Grande assente è un filo conduttore o un genere in grado di cucire le angoscianti e tetre situazioni che coinvolgono il depresso protagonista. Ingmar Bergman dirige così questi meravigliosi isolati indizi di un mondo ai limiti dell'orrore carnale e psicologico.

Zanibo  @  01/02/2014 10:39:20
   9 / 10
Il film ha un'atmosfera inquietante e surreale, ma i continui agganci "profetici" ai futuri orrori della seconda guerra mondiale, fanno si che uno non lo possa prendere alla leggera e si ha la sensazione di una inesorabile discesa agli inferi.

JOKER1926  @  02/05/2013 19:03:26
   5½ / 10
Ingmar Bergman è ricordato, giustamente, come una delle varie "roccaforti" del Cinema; nel 1977 il regista è padre di un'altra produzione, "L'uovo del serpente", dopotutto si tratta di un lavoro cinematografico meno famoso degli altri della regia. Ma è la stessa regia, comunque, a portare in alto, anche attraverso dichiarazioni postume, tale film. Per Bergman il prodotto del '77 è sponsorizzato come il film più "sentito". Per i critici, insomma, si apre uno spaccato di critica abbastanza complicato.

"L'uovo del serpente" si scompone ,in modo evidentissimo, su una lunga e tetra scia di critica circa la politica nazista che nel film si carpisce totalmente; viene, a più riprese, citato Adolf Hitler nel nome, secondo la regia, della sciagura di un popolo…
L'alone emanato da Bergman è di quelli pesanti, varie sono le cose che emergono dal film: depressione, delusione, morte e orrore.
Questa ultima componente, quella inerente all'orrore, è più psicologica che pratica.
A questo punto, sicuramente, "L'uovo del serpente", si autocelebra come pellicola chiusa e pesante. A tratti emergono le situazioni di nevrosi di Zulawski e l'effetto sembra essere palese, l'inquietudine domina soavemente.
Agli occhi di chi osserva il tutto, però, traspare, alquanto facilmente, un grigiore di contenuto e di elaborazione troppo carico, difficile da apprezzare. I ritmi si arrestano ad una lentezza mastodontica, la sceneggiatura fa gran parte del lavoro; la storia si smarrisce quasi sempre e cerca, invano, di darsi un senso in un finale suggestivo. "L'uovo del serpente" è polemica e simbolo ma scena troppo oscura e mortuaria.

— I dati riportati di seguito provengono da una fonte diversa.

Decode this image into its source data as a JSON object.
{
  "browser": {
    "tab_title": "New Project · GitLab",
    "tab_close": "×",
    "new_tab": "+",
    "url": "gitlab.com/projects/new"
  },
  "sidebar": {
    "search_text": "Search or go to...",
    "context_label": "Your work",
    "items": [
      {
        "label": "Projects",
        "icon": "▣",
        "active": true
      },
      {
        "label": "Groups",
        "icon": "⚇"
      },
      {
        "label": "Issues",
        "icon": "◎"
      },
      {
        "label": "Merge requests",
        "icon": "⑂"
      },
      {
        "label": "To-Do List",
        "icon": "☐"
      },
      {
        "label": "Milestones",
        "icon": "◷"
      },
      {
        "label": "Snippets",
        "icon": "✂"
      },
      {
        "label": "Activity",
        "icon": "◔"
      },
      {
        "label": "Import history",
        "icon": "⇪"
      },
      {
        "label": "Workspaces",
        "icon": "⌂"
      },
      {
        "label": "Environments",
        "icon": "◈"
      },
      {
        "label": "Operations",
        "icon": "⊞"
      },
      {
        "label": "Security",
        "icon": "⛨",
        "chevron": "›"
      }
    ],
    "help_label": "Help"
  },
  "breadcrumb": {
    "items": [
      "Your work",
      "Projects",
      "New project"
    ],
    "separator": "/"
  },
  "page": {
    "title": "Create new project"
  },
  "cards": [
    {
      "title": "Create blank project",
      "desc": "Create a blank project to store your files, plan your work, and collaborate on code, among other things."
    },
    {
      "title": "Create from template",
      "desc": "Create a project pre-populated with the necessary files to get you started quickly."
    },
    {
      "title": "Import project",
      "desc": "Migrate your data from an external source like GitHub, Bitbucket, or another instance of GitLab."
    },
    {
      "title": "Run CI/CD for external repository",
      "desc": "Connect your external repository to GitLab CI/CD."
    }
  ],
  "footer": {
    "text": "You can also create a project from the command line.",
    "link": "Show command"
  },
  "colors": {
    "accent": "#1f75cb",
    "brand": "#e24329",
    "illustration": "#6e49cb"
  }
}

Gruppo COLLABORATORI SENIOR elio91  @  19/10/2012 10:40:15
   8 / 10
Non lo considero neanche per idea un minore di Bergman; figurarsi poi brutto!
Ma è senza dubbio una delle sue opere più atipiche: vedi il grandissimo uso di esterni che lo svedese ha utilizzato, scelta necessaria perché (e anche questa è una particolarità per lui) il film è storicamente e geograficamente delineato, anzi la Germania anni '20 è il fulcro centrale della sceneggiatura.
Lo stile del regista svedese è comunque riconoscibile nel rapporto di coppia cosi ben diretto tra il protagonista Carradine e la cognata vedova Ullmann, nella deriva che prende il protagonista, e nelle sequenze orchestrate con una maestria insuperabile (specie il discorso dello scienziato nel finale).
Non sono d'accordo invece con lo stesso Bergman quando parlava de "L'uovo del serpente" come del film più forte che avesse mai fatto; è certamente inquietante, da brividi quando si capisce dove vuole andare a parare e le atmosfere kafkiane labirintiche e grevi sono perfette (merito anche della fotografia bellissima) ma continuo a considerare altri suoi film molto più spaventosi di questo (Persona, L'ora del lupo, L'immagine allo specchio).
E pur raccontando strettamente di orrore proprio è lontano dall'horror, o comunque se lo è sicuramente i tre film citati più su ne gli sono superiori in tal senso.
Altro elemento estraneo è la scelta di Carradine, che si rivela comunque bravo nel complesso ruolo di un alcolista ebreo, specie quando poi diventa egli stesso il Serpente del titolo...
"...nitido e preciso: proprio come l'interno dell'uovo di un serpente. Attraverso la sottile membrana esterna, si riesce a discernere il rettile già perfettamente formato." Sta qui il senso ultimo di un film forse sottovalutato e non capito nella sua lucidità ed intelligenza storica, un'opera che racconta la genesi del nazismo con una coerenza cinematografica che pochi altri sono riusciti a seguire (e pensiamo appunto alle scene di esterni di quella Germania umiliata e horror, con cavalli scuoiati per strada, poveri a chiedere elemosina, giovani in divisa e fischietto che massacrano ebrei).
Pensandoci bene ci vorranno 32 anni prima che un certo Michael Haneke ci faccia vedere il suo uovo di serpente cinematografico.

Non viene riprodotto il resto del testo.